0mi und Opi hatten 7 Kinder. Das war eine typische Familie vom Land. Sie mussten im Krieg nicht hungern hatten aber auch jeder seinen Teil zum Wohlstand der Familie beizutragen. Es war immer wieder herrlich, wenn Mutti oder ein Onkel oder Tante aus dem Nähkästchen geplaudert haben und von ihrer nicht immer leichten Kindheit erzählt haben.
Sie haben durch Dick und Dünn zusammen gehalten und Oma wollte immer, dass das auch nach ihrem Ableben so bleibt. So wünschte sie es sich jedes Jahr, wenn ihr Geburtstag mal wieder zu einem doch ziemlich großen Sommerfest ausgeartet war. Ihre Kinder hatten ja inzwischen Ehepartner und Kinder und deren Kinder teilweise auch schon wieder Kinder. - Wir sind irgendwie schon ein ziemlich großer Haufen.
Und er kam irgendwann, der Tag an dem Oma Geburtstag hatte, aber keine Oma mehr da war. Noch einmal feierten wir bei den Großeltern im Garten. Nur war es in diesem Jahr ruhiger und auch die eine oder an der Träne floss die Wangen hinunter.
Noch im selben Jahr ging auch Opa von uns. Er hat den Verlust seiner Frau einfach nicht verwinden können. Für die Geschwister war von Anfang an klar, dass man trotzdem weiter zusammenhalten wollte. Und so wurde das große Familiensommerfest ins Leben gerufen. Das bedeutete, dass wir einmal im Jahr irgendetwas gemeinsam unternommen haben. Das fing an mit Wanderungen zu bei uns ziemlich populären Zielen wie der große Hörselberg oder Rundwanderwege im Hainich. Daran angeschlossen ein Grillabend oder Übernachtungen in Jugendherbergen.

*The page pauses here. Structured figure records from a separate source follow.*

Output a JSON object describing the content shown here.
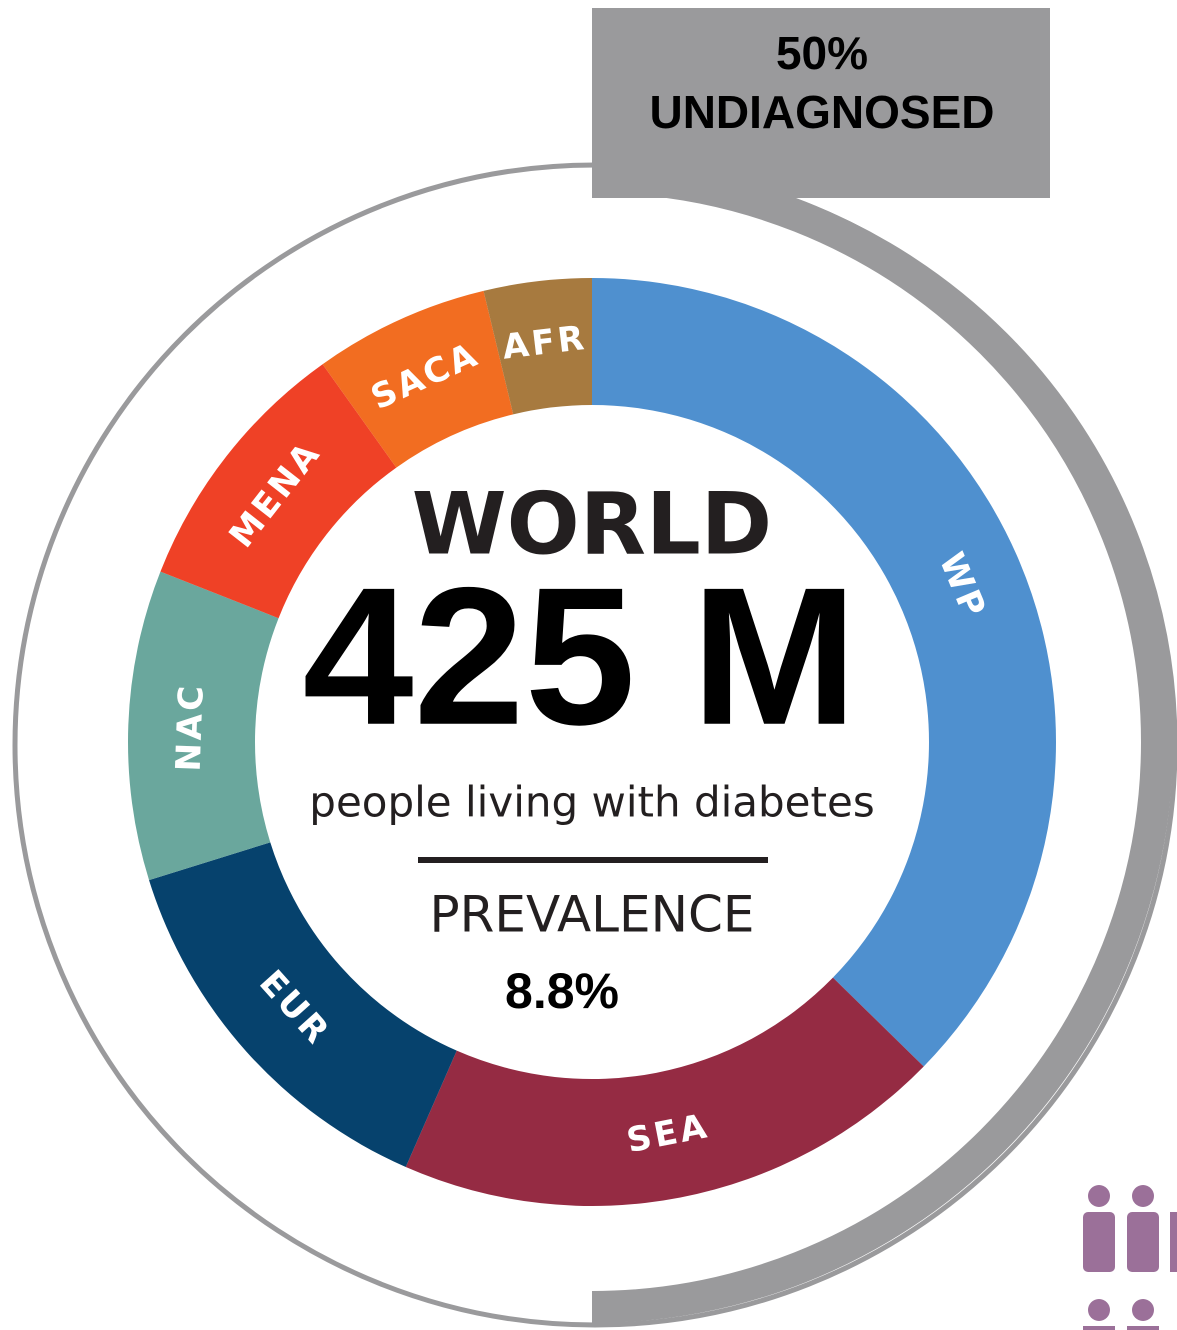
{
  "chart_data": {
    "type": "donut",
    "categories": [
      "WP",
      "SEA",
      "EUR",
      "NAC",
      "MENA",
      "SACA",
      "AFR"
    ],
    "values": [
      159,
      82,
      58,
      46,
      39,
      26,
      16
    ],
    "colors": [
      "#4f90cf",
      "#952b43",
      "#06426d",
      "#6aa79d",
      "#ef4126",
      "#f26d21",
      "#a77a3f"
    ],
    "center_title": "WORLD",
    "center_value": "425 M",
    "center_subtitle": "people living with diabetes",
    "prevalence_label": "PREVALENCE",
    "prevalence_value": "8.8%",
    "undiagnosed": {
      "value": 50,
      "label": "50%"
    },
    "undiagnosed_label": "UNDIAGNOSED"
  }
}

Später waren es Kutschfahrten oder Kegelturniere. Schlauchbootfahrten auf der Werra mit ungewollten Badeeinlagen und viele Späße mehr.
Später kamen dann auch die ersten runden Geburtstage von Onkeln oder Tanten. In dem Fall wurde dann von der jeweiligen Person etwas spendiert oder extra bezahlt. Da wurden dann nachmittägliche Aktionen mit abendlichen Parties kombiniert. Und da ist mir eine Party noch in Erinnerung, als hätten wir sie erst gestern gefeiert. Es war ein herrlicher Abend. Leider auch der letzte mit der ganzen Familie, aber das steht auf einem anderen Blatt.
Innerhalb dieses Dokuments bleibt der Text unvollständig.